Hinkley Point anti-nuclear protest held over power price deal

Green Party protest at Hinkley Point April 10 2014
Image caption Anti-nuclear protesters claim the power price deal is against EU rules

A protest has been held by the Green Party outside Hinkley Point power station over claims the government has broken EU subsidy rules.

Last year the government gave planning consent for a new nuclear power plant to be built in Somerset.

Green Party MP Caroline Lucas said: "This is essentially an inappropriate use of state aid."

This week the European Commission began assessing the power price deal made between the government and EDF Energy.

Energy Secretary Ed Davey said the government has examined the plans closely and it will mean a good deal for consumers.

'Massive public subsidy'

The power price deal is how much the government will pay for the electricity generated from the new plant.

Ms Lucas added: "The government came to power saying they would only promote nuclear if it could be done with no public subsidy and yet it is perfectly clear there is a massive public subsidy going into new nuclear if it happens here at Hinkley."

Some 100 protesters took part in the demonstration earlier.

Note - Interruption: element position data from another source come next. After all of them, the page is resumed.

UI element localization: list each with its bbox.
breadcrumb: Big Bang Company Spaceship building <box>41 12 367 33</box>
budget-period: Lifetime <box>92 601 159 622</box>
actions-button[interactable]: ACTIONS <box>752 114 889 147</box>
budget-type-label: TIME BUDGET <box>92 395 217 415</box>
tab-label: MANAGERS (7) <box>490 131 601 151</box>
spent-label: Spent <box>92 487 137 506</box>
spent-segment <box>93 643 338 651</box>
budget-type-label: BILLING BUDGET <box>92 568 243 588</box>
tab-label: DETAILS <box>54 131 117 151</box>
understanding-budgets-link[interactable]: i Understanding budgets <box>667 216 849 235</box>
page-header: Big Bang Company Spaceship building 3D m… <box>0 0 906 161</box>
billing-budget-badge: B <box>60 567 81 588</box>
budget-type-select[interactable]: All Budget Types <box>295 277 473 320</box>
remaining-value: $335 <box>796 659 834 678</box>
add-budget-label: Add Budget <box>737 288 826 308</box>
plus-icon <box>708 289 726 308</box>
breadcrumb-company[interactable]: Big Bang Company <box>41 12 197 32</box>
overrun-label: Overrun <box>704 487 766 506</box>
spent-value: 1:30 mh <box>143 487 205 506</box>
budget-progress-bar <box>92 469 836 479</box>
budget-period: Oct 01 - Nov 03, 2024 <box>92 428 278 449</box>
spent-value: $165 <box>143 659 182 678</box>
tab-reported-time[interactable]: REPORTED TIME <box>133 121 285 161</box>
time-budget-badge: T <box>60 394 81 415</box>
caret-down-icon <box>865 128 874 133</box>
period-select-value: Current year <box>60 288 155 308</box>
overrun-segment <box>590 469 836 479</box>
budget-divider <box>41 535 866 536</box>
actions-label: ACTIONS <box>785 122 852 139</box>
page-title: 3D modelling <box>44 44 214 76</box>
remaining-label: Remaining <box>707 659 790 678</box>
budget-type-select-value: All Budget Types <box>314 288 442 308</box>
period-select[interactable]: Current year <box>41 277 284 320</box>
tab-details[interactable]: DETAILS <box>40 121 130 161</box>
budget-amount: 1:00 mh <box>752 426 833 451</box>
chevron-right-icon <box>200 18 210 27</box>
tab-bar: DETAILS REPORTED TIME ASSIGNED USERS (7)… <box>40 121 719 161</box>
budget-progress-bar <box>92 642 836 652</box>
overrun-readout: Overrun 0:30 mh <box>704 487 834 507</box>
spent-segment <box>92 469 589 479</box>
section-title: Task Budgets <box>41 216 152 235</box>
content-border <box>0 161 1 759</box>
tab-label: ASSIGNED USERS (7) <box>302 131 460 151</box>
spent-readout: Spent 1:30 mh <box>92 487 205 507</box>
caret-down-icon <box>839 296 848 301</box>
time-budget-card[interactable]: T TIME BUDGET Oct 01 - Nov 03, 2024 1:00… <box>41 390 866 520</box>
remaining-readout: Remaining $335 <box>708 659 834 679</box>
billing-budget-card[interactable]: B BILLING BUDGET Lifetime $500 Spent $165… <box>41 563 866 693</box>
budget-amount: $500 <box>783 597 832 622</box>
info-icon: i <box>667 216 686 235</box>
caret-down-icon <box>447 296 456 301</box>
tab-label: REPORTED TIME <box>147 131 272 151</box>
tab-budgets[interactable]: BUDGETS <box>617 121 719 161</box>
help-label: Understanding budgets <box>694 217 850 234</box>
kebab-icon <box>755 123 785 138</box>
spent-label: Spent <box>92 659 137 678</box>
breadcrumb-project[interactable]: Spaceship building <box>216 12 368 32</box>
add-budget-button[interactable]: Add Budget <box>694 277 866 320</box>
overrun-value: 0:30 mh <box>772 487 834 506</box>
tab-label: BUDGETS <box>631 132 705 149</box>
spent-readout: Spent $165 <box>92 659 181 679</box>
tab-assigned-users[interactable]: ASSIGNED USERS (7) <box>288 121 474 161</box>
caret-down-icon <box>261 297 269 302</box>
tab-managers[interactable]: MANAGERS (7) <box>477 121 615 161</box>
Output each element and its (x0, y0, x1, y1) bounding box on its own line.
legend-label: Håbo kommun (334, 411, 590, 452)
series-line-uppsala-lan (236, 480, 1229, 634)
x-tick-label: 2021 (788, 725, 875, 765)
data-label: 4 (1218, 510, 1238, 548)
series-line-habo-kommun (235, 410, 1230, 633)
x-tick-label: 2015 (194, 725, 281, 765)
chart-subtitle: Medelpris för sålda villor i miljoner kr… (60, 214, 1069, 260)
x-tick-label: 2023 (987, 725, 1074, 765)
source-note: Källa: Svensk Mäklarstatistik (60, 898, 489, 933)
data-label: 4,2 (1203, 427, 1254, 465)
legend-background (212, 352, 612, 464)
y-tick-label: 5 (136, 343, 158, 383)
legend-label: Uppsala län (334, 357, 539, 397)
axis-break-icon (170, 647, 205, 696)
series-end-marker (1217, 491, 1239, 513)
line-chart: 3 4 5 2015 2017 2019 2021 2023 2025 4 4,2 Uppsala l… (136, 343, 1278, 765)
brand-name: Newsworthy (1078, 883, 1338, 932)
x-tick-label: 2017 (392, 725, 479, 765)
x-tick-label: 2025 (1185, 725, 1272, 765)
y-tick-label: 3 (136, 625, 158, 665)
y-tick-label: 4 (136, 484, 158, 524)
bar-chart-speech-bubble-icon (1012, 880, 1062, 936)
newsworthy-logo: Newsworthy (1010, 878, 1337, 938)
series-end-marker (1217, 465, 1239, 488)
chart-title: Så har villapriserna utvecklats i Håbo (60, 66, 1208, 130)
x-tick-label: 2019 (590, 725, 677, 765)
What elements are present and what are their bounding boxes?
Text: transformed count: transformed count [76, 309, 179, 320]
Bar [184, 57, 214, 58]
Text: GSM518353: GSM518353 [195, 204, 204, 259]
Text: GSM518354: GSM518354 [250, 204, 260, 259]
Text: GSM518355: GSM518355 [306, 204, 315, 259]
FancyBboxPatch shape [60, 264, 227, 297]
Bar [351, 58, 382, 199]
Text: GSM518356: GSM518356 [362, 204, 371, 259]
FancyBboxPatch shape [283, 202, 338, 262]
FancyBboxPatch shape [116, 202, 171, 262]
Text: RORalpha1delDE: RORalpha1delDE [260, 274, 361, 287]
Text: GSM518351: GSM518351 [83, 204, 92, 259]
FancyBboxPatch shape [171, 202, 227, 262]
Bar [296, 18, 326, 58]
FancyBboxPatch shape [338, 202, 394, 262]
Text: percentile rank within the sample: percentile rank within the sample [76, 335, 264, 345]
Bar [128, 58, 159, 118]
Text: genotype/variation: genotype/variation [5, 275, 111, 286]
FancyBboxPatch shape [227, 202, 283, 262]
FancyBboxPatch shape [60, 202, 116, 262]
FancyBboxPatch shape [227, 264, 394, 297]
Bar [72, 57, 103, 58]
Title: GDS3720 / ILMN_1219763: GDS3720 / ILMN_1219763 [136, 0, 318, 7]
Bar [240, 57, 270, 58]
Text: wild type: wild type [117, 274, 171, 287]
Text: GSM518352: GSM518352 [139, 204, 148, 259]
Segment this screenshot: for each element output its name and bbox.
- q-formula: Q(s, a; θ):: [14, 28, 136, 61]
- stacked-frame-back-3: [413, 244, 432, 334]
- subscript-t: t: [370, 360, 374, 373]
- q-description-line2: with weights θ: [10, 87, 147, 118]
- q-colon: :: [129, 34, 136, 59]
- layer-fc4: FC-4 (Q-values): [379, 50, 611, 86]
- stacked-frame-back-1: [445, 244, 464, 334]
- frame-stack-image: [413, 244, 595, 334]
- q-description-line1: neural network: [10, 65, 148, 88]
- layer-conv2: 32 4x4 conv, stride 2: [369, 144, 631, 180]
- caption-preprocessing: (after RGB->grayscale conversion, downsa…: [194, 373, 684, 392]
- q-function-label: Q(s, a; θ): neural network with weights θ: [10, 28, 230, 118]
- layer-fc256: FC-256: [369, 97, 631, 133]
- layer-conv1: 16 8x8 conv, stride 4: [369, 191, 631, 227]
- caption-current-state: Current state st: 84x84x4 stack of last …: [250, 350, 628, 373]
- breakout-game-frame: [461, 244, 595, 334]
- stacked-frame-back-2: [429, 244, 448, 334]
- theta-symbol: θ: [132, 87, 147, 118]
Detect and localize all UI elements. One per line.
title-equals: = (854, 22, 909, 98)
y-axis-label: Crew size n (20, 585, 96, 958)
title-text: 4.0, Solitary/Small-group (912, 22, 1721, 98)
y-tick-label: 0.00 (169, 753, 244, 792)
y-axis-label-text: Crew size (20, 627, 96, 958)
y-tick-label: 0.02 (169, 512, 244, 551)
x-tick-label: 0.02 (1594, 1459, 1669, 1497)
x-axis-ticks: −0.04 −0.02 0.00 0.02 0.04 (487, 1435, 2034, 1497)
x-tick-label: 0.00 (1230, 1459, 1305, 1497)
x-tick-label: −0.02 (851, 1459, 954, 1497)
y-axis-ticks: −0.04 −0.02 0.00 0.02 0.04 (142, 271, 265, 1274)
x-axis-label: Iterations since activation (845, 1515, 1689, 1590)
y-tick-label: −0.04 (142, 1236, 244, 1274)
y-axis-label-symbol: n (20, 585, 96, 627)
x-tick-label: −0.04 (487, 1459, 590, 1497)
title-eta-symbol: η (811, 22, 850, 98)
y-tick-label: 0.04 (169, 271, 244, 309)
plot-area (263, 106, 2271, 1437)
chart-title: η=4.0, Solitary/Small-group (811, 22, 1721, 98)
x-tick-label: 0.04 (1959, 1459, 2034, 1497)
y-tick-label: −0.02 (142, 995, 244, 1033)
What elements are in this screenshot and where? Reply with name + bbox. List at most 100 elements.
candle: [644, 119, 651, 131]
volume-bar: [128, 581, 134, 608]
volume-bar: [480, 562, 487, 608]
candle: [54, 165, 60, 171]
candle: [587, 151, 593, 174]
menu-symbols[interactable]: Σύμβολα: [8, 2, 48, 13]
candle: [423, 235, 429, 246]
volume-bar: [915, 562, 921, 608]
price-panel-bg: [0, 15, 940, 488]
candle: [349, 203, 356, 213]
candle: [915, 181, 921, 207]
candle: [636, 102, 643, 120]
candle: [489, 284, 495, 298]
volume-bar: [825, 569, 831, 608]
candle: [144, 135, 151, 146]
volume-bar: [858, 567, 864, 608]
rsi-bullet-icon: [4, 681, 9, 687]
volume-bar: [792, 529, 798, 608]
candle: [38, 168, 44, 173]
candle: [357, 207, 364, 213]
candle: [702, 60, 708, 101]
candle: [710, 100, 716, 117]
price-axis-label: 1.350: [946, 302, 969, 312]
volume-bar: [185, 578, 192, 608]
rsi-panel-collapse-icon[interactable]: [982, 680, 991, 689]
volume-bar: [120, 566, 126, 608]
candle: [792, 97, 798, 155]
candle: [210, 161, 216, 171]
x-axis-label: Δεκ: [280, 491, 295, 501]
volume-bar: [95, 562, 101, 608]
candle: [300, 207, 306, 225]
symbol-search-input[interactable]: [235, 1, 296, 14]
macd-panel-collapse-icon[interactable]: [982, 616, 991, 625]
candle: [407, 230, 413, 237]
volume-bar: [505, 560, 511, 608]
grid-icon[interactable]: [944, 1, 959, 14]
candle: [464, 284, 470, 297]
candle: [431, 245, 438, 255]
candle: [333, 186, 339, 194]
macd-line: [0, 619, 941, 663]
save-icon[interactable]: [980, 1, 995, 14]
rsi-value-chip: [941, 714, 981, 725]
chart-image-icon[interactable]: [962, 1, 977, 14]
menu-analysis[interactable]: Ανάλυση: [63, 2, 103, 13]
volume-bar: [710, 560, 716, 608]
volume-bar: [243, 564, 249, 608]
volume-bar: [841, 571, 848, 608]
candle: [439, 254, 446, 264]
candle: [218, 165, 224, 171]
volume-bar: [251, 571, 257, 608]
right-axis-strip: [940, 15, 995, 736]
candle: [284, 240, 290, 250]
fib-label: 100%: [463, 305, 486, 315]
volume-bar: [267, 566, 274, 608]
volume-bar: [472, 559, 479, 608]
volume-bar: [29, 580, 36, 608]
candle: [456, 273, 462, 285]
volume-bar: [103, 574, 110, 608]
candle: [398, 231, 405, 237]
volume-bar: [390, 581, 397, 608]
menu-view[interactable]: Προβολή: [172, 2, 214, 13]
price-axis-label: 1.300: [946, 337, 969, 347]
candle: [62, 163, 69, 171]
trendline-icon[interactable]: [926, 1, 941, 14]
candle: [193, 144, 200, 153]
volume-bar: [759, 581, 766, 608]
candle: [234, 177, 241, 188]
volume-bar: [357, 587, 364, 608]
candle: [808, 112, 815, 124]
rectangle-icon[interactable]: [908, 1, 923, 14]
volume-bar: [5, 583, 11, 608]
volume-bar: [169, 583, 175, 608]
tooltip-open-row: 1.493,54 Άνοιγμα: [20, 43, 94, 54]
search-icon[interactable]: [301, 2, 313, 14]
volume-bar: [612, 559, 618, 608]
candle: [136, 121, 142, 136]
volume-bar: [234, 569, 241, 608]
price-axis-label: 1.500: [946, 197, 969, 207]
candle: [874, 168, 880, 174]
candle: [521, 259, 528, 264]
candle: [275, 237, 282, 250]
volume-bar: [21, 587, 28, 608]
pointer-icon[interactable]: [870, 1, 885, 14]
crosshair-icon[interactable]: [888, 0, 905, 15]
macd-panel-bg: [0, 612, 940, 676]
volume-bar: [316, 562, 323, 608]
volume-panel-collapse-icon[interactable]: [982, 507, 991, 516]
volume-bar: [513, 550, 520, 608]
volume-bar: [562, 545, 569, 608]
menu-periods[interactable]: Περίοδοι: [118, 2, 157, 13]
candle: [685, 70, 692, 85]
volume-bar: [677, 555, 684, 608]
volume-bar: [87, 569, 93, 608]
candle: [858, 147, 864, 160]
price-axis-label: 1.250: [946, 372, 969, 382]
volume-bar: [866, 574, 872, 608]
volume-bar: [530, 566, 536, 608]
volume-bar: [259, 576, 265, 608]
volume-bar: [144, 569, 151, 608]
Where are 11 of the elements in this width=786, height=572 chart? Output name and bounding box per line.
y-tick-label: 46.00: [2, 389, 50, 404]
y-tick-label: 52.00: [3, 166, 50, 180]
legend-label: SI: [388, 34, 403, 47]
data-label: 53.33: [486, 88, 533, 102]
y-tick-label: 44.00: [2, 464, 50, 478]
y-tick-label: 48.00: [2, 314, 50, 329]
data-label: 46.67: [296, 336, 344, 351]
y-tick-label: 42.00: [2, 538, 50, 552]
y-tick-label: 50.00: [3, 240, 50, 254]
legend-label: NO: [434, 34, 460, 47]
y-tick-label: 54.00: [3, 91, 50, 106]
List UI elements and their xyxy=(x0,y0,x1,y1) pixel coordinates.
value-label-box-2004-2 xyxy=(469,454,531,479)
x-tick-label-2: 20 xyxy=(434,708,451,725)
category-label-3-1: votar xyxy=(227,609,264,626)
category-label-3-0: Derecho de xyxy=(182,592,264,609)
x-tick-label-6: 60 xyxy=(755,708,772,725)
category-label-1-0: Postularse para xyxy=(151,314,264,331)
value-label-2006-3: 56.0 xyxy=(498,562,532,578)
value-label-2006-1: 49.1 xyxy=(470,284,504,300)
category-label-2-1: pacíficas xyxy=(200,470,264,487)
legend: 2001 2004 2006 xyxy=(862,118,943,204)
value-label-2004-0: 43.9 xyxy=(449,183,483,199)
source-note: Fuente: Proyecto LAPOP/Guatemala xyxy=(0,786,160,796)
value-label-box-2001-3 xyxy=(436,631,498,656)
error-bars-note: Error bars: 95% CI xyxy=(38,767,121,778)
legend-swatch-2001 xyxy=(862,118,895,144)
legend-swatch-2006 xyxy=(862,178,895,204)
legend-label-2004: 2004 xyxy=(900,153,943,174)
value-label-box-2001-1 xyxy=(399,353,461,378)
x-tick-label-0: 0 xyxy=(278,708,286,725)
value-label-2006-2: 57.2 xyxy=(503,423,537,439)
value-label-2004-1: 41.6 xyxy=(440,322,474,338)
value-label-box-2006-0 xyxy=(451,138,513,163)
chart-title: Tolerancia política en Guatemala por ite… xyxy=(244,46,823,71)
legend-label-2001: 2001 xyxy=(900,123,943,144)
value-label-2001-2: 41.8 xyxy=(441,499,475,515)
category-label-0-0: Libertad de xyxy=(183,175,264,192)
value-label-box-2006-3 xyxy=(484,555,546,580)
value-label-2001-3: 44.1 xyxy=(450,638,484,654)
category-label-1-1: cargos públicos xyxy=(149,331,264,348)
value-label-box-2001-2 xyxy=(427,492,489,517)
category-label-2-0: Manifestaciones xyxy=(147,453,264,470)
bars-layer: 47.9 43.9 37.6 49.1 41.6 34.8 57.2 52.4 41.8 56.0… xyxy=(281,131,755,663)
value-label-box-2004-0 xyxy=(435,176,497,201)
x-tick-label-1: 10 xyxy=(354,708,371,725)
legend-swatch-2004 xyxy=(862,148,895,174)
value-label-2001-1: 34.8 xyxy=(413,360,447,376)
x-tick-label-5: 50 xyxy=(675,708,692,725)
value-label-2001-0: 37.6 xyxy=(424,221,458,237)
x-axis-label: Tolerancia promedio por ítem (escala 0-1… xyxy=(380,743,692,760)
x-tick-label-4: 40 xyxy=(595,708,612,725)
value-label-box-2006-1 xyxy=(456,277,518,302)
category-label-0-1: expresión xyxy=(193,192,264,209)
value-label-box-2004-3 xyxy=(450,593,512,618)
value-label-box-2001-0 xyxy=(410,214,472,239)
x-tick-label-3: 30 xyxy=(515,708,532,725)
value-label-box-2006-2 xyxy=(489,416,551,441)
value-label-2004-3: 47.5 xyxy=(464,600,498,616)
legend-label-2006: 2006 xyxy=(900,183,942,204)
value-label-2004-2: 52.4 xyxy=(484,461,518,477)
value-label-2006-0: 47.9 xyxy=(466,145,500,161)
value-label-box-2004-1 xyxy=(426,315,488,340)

Developers EDF Energy will restart its preparatory works in May after work was "on pause" since last April.

The works will include putting in drainage and building roads and roundabouts to ease the flow of traffic onto the site.

EDF Spokesman David Eccles said: "Work will ramp up in May and the main activity won't begin until the autumn assuming everything goes well."

Legal hold-up

The European Commission announced it would investigate the subsidised power price deal and whether it had breached EU competition rules in December.

Mr Eccles said: "This is a matter between the government and the European Commission of course - a decision is likely to be made by October, that's what we're planning towards and hoping towards.

"All the indications thus far are positive. For example the consultation period was only a month and all the reports have been received and we understand the officials are now going through those submissions."

Another hold-up is a legal challenge by the Irish National Trust.

An Taisce said EU directives meant that being in a neighbouring country Irish people should have been consulted about the environmental risks.

Three judges will hear the judicial review in the Court of Appeal in July.